Winterreise (3)
Franz Schubert
Fremd bin ich eingezogen
fremd zieh' ich wieder aus.
Dies sind die ersten beiden Zeilen der Winterreise, Franz Schuberts Zyklus von vierundzwanzig Liedern nach Gedichten von Wilhelm Müller. Sie benennen bereits das ganze Programm, dem Dichtung wie Musik folgen. Es geht um das Gefühl des Verlustes jeder Heimat, genauer: um die Sehnsucht nach einer Heimat, die man niemals hatte. Allen Träumen folgt brutalstes Erwachen, jede Hoffnung wird im Ansatz zerstört. Selbst die urromantische Vorstellung, die Realität an der Kunst zu heilen, wird im Ansatz verworfen. Die Winterreise ist eine Reise in den Tod, dem keine Auferstehung folgen wird.
"Am Brunnen vor dem Tore", das fünfte Lied im Zyklus, ist zum Volkslied geworden, weil man es gnadenlos glattgebügelt und mißverstanden hat - und ist insofern symptomatisch für das gesamte Bild, das sich über Schubert hartnäckig in den Köpfen hält. - Der Reisende erinnert sich an einen "Lindenbaum", unter dem er einst manch "süßen Traum" erlebte. In zwei von fünf Strophen wird aber die momentane Situation unmißverständlich klar gemacht:
Die kalten Winde bliesen
mir grad' ins Angesicht
In Schuberts Original spiegelt das die Musik, und zwar auch in den träumenden Strophen: von der Seeligkeit des Eingangs (den die Volksliedversion schlicht wiederholt) bleibt nur die Melodie übrig. Das begleitende Klavier irrt in zerklüfteten, fast pointilistischen Phrasen umher, und findet nicht mehr zurück zu den volltönend-schlichten Kadenzdreiklängen des Anfangs.

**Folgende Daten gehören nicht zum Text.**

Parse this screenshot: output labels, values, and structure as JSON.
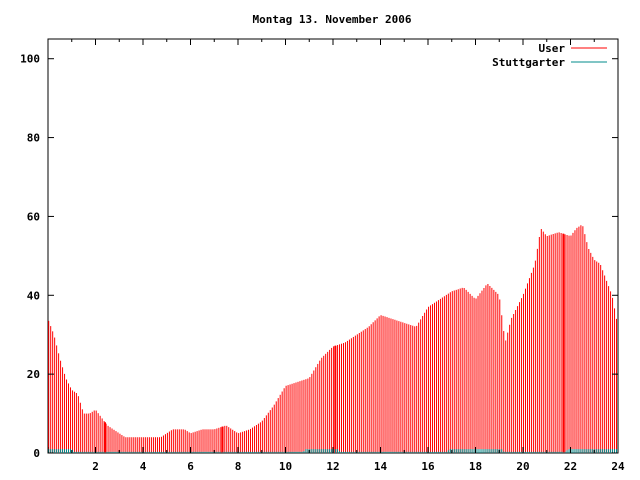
{
  "chart_data": {
    "type": "bar",
    "title": "Montag 13. November 2006",
    "xlabel": "",
    "ylabel": "",
    "xlim": [
      0,
      24
    ],
    "ylim": [
      0,
      105
    ],
    "xticks": [
      2,
      4,
      6,
      8,
      10,
      12,
      14,
      16,
      18,
      20,
      22,
      24
    ],
    "yticks": [
      0,
      20,
      40,
      60,
      80,
      100
    ],
    "grid": false,
    "legend_position": "top-right",
    "bar_spacing_hours": 0.0833,
    "series": [
      {
        "name": "User",
        "color": "#ff0000",
        "profile": [
          [
            0,
            34
          ],
          [
            0.25,
            30
          ],
          [
            0.5,
            24
          ],
          [
            0.75,
            19
          ],
          [
            1.0,
            16
          ],
          [
            1.25,
            15
          ],
          [
            1.5,
            10
          ],
          [
            1.75,
            10
          ],
          [
            2.0,
            11
          ],
          [
            2.25,
            9
          ],
          [
            2.5,
            7
          ],
          [
            2.75,
            6
          ],
          [
            3.0,
            5
          ],
          [
            3.25,
            4
          ],
          [
            4.0,
            4
          ],
          [
            4.75,
            4
          ],
          [
            5.0,
            5
          ],
          [
            5.25,
            6
          ],
          [
            5.75,
            6
          ],
          [
            6.0,
            5
          ],
          [
            6.5,
            6
          ],
          [
            7.0,
            6
          ],
          [
            7.5,
            7
          ],
          [
            7.75,
            6
          ],
          [
            8.0,
            5
          ],
          [
            8.5,
            6
          ],
          [
            9.0,
            8
          ],
          [
            9.5,
            12
          ],
          [
            10.0,
            17
          ],
          [
            10.5,
            18
          ],
          [
            11.0,
            19
          ],
          [
            11.5,
            24
          ],
          [
            12.0,
            27
          ],
          [
            12.5,
            28
          ],
          [
            13.0,
            30
          ],
          [
            13.5,
            32
          ],
          [
            14.0,
            35
          ],
          [
            14.5,
            34
          ],
          [
            15.0,
            33
          ],
          [
            15.5,
            32
          ],
          [
            16.0,
            37
          ],
          [
            16.5,
            39
          ],
          [
            17.0,
            41
          ],
          [
            17.5,
            42
          ],
          [
            18.0,
            39
          ],
          [
            18.5,
            43
          ],
          [
            19.0,
            40
          ],
          [
            19.25,
            28
          ],
          [
            19.5,
            34
          ],
          [
            20.0,
            40
          ],
          [
            20.5,
            48
          ],
          [
            20.75,
            57
          ],
          [
            21.0,
            55
          ],
          [
            21.5,
            56
          ],
          [
            22.0,
            55
          ],
          [
            22.25,
            57
          ],
          [
            22.5,
            58
          ],
          [
            22.75,
            52
          ],
          [
            23.0,
            49
          ],
          [
            23.25,
            48
          ],
          [
            23.5,
            44
          ],
          [
            23.75,
            40
          ],
          [
            24.0,
            32
          ]
        ]
      },
      {
        "name": "Stuttgarter",
        "color": "#008b8b",
        "profile": [
          [
            0,
            1
          ],
          [
            1.0,
            1
          ],
          [
            1.1,
            0.3
          ],
          [
            10.75,
            0.3
          ],
          [
            10.85,
            1
          ],
          [
            12.2,
            1
          ],
          [
            12.3,
            0.3
          ],
          [
            16.8,
            0.3
          ],
          [
            16.9,
            1
          ],
          [
            19.1,
            1
          ],
          [
            19.2,
            0.3
          ],
          [
            21.8,
            0.3
          ],
          [
            21.9,
            1
          ],
          [
            24.0,
            1
          ]
        ]
      }
    ],
    "highlight_bars_hours": [
      2.4,
      7.35,
      12.1,
      21.7
    ]
  }
}
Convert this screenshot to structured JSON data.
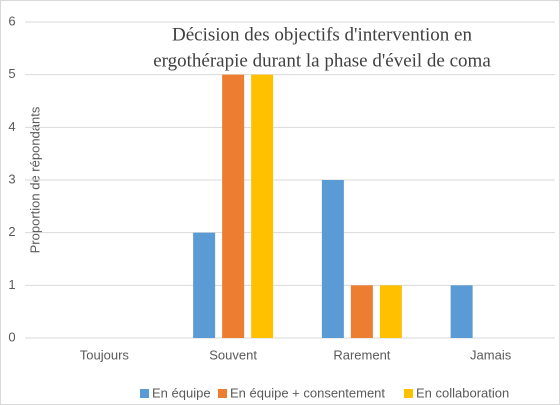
{
  "chart_data": {
    "type": "bar",
    "title": [
      "Décision des objectifs d'intervention en",
      "ergothérapie durant la phase d'éveil de coma"
    ],
    "y_label": "Proportion  de répondants",
    "categories": [
      "Toujours",
      "Souvent",
      "Rarement",
      "Jamais"
    ],
    "series": [
      {
        "name": "En équipe",
        "color": "#5b9bd5",
        "values": [
          0,
          2,
          3,
          1
        ]
      },
      {
        "name": "En équipe + consentement",
        "color": "#ed7d31",
        "values": [
          0,
          5,
          1,
          0
        ]
      },
      {
        "name": "En collaboration",
        "color": "#ffc000",
        "values": [
          0,
          5,
          1,
          0
        ]
      }
    ],
    "ylim": [
      0,
      6
    ],
    "yticks": [
      0,
      1,
      2,
      3,
      4,
      5,
      6
    ],
    "grid": true,
    "legend": "bottom"
  }
}
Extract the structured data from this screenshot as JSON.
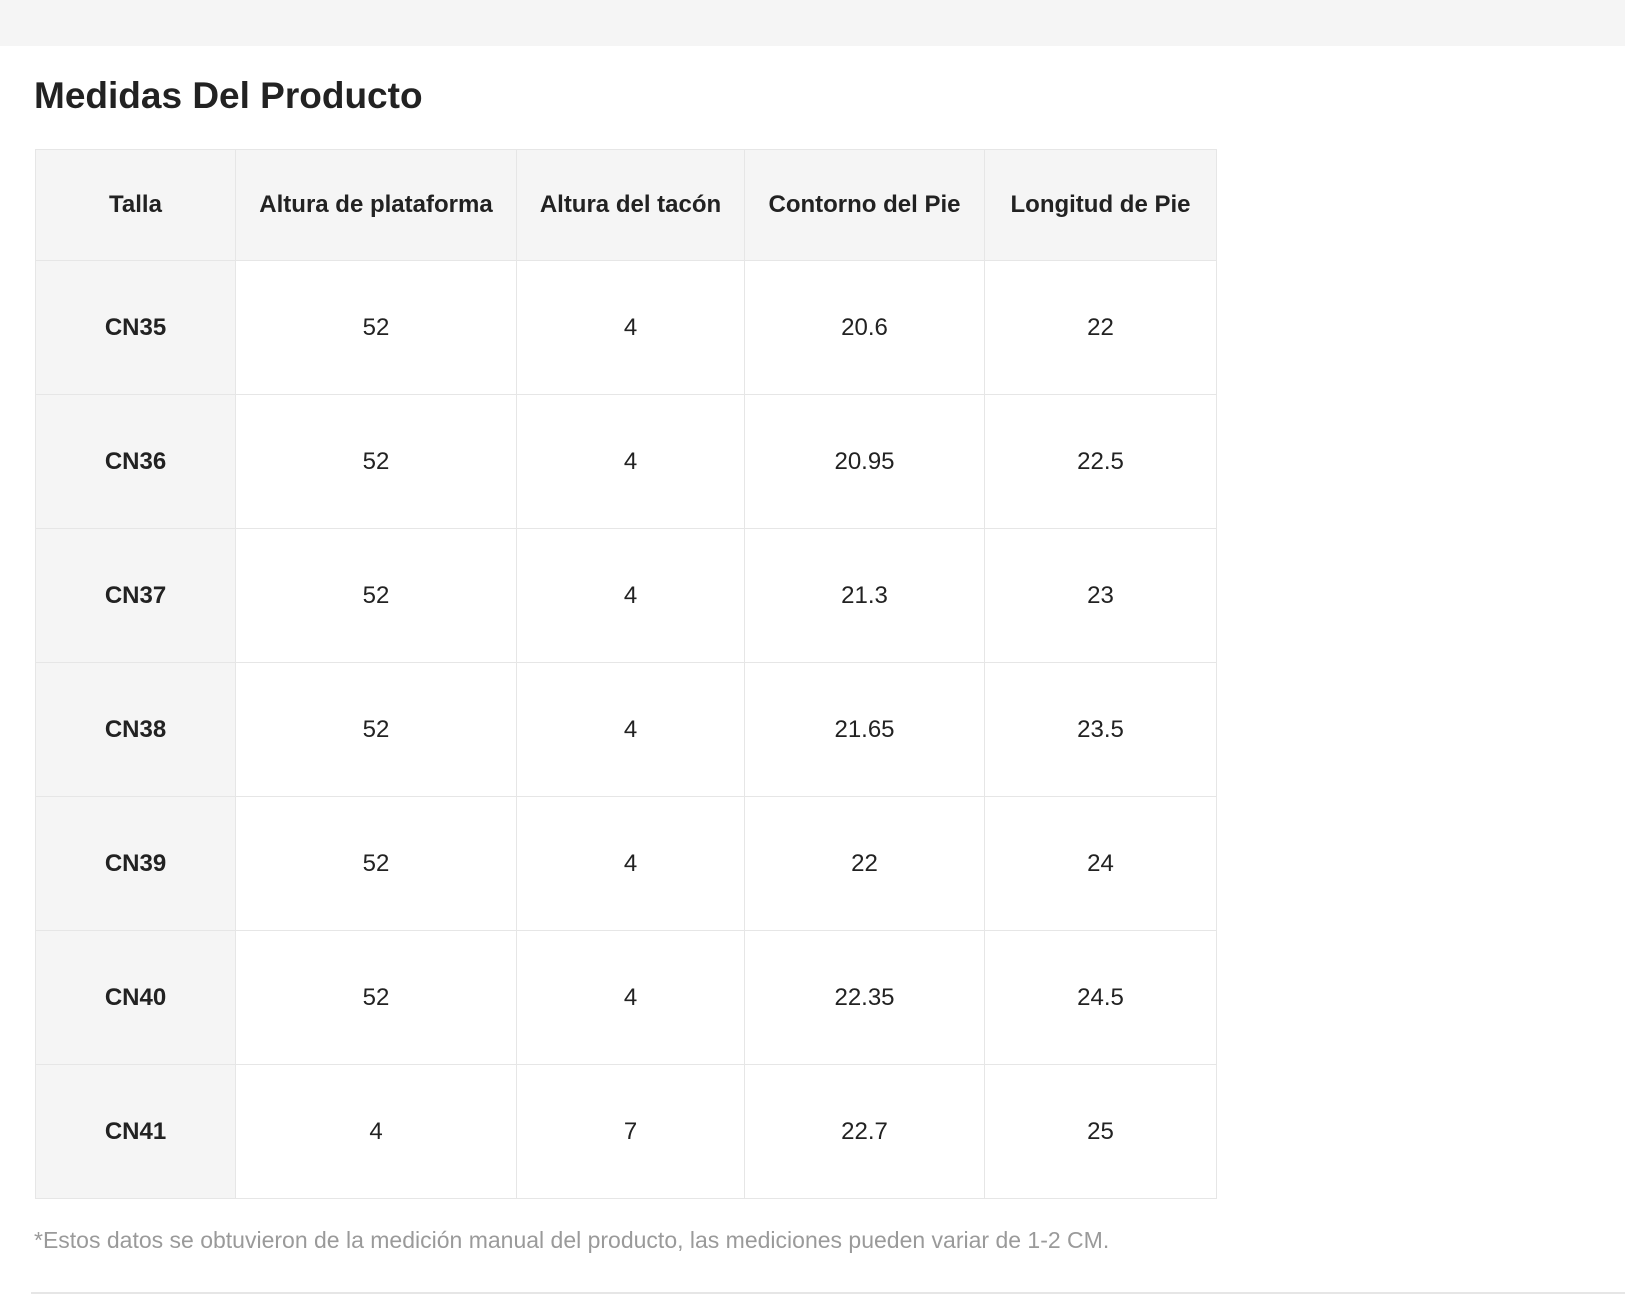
{
  "page": {
    "title": "Medidas Del Producto",
    "footnote": "*Estos datos se obtuvieron de la medición manual del producto, las mediciones pueden variar de 1-2 CM."
  },
  "table": {
    "headers": [
      "Talla",
      "Altura de plataforma",
      "Altura del tacón",
      "Contorno del Pie",
      "Longitud de Pie"
    ],
    "rows": [
      [
        "CN35",
        "52",
        "4",
        "20.6",
        "22"
      ],
      [
        "CN36",
        "52",
        "4",
        "20.95",
        "22.5"
      ],
      [
        "CN37",
        "52",
        "4",
        "21.3",
        "23"
      ],
      [
        "CN38",
        "52",
        "4",
        "21.65",
        "23.5"
      ],
      [
        "CN39",
        "52",
        "4",
        "22",
        "24"
      ],
      [
        "CN40",
        "52",
        "4",
        "22.35",
        "24.5"
      ],
      [
        "CN41",
        "4",
        "7",
        "22.7",
        "25"
      ]
    ]
  },
  "colors": {
    "header_bg": "#f5f5f5",
    "border": "#e6e6e6",
    "text": "#222222",
    "footnote_text": "#9a9a9a"
  }
}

Die letzten beiden Lieder sind von einer Trostlosigkeit, die sich selbst in der Moderne kaum wiederfindet. Die "Nebensonnen" (an vorletzter Stelle) scheinen zunächst unverständlich:
Drei Sonnen sah ich am Himmel steh'n,
hab' lang und fest sie angeseh'n;
und sie auch standen da so stier,
als wollten sie nicht weg von mir.
Ach, meine Sonnen seid ihr nicht!
Schaut andern doch ins Angesicht!
Ja, neulich hatt' ich auch wohl drei:
nun sind hinab die besten zwei.
Ging nur die dritt' erst hinterdrein!
Im Dunkeln wird mir wohler sein.
Dabei liegt eine Deutung nahe, wenn man den Kontext der anderen Lieder einbezieht: die drei Sonnen sind Kindheit, Jugend, Alter; die Hoffnung, die bleibt, liegt im Dunklen, im Tod.
Das letzte Lied des Zyklus, der Leiermann, bekommt noch einen eigenen Eintrag (es gibt eine berühmte Deutung von Hans Heinrich Eggebrecht - in seiner glänzenden Musikgeschichte "Musik im Abendland" - , die sehr präzise auf dem Punkt ist).